I am a fan of Thunderbird.

But as far as calendars go - outlook 2000 is still much better (believe it or not)..

[mono]

It boils down to control and trust
Google is highly visible and works through the public network however you latch on at your end. Your IT guy is probably a control freak, most of us are. Google can screw up, or have holes, so can your corporate intranet. But if it's the latter heads can roll at your company. If it's Google's breach all you can do is wring your hands. It depends also on the sensitivity of your data.
You said it wasn't all that sensitive, but hackers can take apparently not-sensitive data (Joe Susy and Jim need to meet with Bob in confreence room A at 10:00) and use it to piece together intelligence about your company. Suppose the hacker routinely intercepts your google data and learns people's routines. He might conclude that Suzys workstation is always unattended between 10:00 and 11:00 on Thursdays and he might also know she is in cubicle 266E and he might know your IT meeting is about your CISCO xxxx router which helps him muster an attack. Depending on the amount of money to be made from hacking your company you should be concerned with potential leakage of these little humdrum things.

I know nothing about Google's premium services but you need to read the SLA (service level agreement) that you're paying for those services to see what it does and doesn't cover and your IT guy should not just say "It's unsafe it's unsafe" he should provide an example of a possible breach scenario to the decision makers.

[ronchalice]

Quote:

Originally Posted by blitzen

.

"Although we may attempt to notify you when major changes are made, you should visit this page periodically to review the terms. Google may, in its sole discretion, modify or revise these terms and conditions and policies at any time, and you agree to be bound by such modifications or revisions."

I think I find this phrase to be of more concern than the "no warranties of service" issue. What happens if it suddenly becomes profitable for this third party to pass your scheduling along to an event planning company for example? Or a meeting schedule to a repressive government? (not that that has been done before...)

[Orion]

Not sure if you all are aware.. here's what Microsoft says about using it's office products...

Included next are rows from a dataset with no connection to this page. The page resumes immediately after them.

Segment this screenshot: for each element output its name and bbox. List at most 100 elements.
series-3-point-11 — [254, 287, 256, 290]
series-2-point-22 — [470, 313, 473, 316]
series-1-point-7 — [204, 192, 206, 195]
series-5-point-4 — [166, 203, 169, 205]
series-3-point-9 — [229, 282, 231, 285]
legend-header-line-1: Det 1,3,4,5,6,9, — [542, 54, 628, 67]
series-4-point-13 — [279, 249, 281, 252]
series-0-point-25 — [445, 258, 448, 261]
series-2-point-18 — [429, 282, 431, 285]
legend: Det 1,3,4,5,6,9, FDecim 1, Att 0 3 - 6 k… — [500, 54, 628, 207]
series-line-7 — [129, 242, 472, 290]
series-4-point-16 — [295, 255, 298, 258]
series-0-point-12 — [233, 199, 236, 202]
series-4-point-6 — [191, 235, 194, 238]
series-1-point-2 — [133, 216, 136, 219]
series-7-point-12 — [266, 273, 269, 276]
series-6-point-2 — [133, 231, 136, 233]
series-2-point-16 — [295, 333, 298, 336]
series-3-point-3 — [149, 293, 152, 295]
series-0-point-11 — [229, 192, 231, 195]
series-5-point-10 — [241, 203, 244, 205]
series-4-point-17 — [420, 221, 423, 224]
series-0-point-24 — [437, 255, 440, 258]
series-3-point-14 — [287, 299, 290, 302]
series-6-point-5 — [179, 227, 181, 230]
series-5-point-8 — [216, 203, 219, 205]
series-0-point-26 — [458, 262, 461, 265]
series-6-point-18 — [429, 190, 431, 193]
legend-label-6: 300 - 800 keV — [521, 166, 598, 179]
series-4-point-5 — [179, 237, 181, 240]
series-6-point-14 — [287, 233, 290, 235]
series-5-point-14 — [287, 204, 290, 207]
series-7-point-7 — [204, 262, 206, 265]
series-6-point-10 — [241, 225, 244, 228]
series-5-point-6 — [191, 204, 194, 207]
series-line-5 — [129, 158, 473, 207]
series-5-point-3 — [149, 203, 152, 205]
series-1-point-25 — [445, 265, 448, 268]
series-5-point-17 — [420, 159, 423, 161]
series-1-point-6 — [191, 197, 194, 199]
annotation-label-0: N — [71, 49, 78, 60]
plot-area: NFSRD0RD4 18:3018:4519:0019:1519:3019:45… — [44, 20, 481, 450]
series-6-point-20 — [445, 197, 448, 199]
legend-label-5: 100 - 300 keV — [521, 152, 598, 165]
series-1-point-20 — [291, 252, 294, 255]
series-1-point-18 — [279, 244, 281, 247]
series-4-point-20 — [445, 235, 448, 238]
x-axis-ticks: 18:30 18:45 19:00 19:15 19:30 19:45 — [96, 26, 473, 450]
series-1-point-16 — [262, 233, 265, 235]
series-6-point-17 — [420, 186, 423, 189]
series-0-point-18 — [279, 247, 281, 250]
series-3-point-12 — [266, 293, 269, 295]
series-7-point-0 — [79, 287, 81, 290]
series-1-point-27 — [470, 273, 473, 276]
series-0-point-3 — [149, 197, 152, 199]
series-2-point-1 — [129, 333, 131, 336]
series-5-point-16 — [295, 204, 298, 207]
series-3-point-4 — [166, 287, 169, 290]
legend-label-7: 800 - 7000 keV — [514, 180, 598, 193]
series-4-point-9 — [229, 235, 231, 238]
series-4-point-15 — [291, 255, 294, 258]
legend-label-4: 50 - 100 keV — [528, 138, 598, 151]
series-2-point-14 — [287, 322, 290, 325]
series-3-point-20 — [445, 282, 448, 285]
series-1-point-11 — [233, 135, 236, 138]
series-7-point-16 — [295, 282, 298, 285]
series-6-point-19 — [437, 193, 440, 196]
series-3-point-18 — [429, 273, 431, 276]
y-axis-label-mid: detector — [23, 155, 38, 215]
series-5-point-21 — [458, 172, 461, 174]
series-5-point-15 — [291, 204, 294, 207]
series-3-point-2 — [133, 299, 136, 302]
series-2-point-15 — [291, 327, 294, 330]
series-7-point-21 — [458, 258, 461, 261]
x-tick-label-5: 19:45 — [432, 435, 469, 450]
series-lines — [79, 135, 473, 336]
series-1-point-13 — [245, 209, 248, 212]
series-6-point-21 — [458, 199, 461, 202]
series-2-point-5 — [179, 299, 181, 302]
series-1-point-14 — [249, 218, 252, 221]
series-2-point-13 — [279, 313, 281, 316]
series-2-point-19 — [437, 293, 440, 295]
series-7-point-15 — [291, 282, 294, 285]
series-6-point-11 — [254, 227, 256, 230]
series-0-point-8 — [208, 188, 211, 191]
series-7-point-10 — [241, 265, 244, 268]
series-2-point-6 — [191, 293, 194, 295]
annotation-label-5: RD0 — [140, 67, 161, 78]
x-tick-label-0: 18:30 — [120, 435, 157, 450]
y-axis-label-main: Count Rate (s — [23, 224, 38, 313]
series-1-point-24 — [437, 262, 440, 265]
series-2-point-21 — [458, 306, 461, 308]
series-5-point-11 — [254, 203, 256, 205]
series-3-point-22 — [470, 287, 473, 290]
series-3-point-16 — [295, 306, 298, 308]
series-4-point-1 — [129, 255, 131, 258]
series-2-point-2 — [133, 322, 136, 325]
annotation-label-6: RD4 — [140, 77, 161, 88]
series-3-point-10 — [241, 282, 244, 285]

6. How We May Change This Contract
Microsoft may change this contract at any time without notice. If we make a material change to this contract, we will notify you at least 30 days before the change takes place. If you do not agree to the change, you must cancel and stop using the service before the change takes place. If you do not stop using the service, your continued use of the service will be under the changed contract.

It's the same thing ANY contract lawyer is going to tell you to put a similar disclaimer on your AUPs.

There is no guarantee, any software you use, they have the right to change their privacy policies, their usage policies and you can choose to stay with them or delete your account when they do.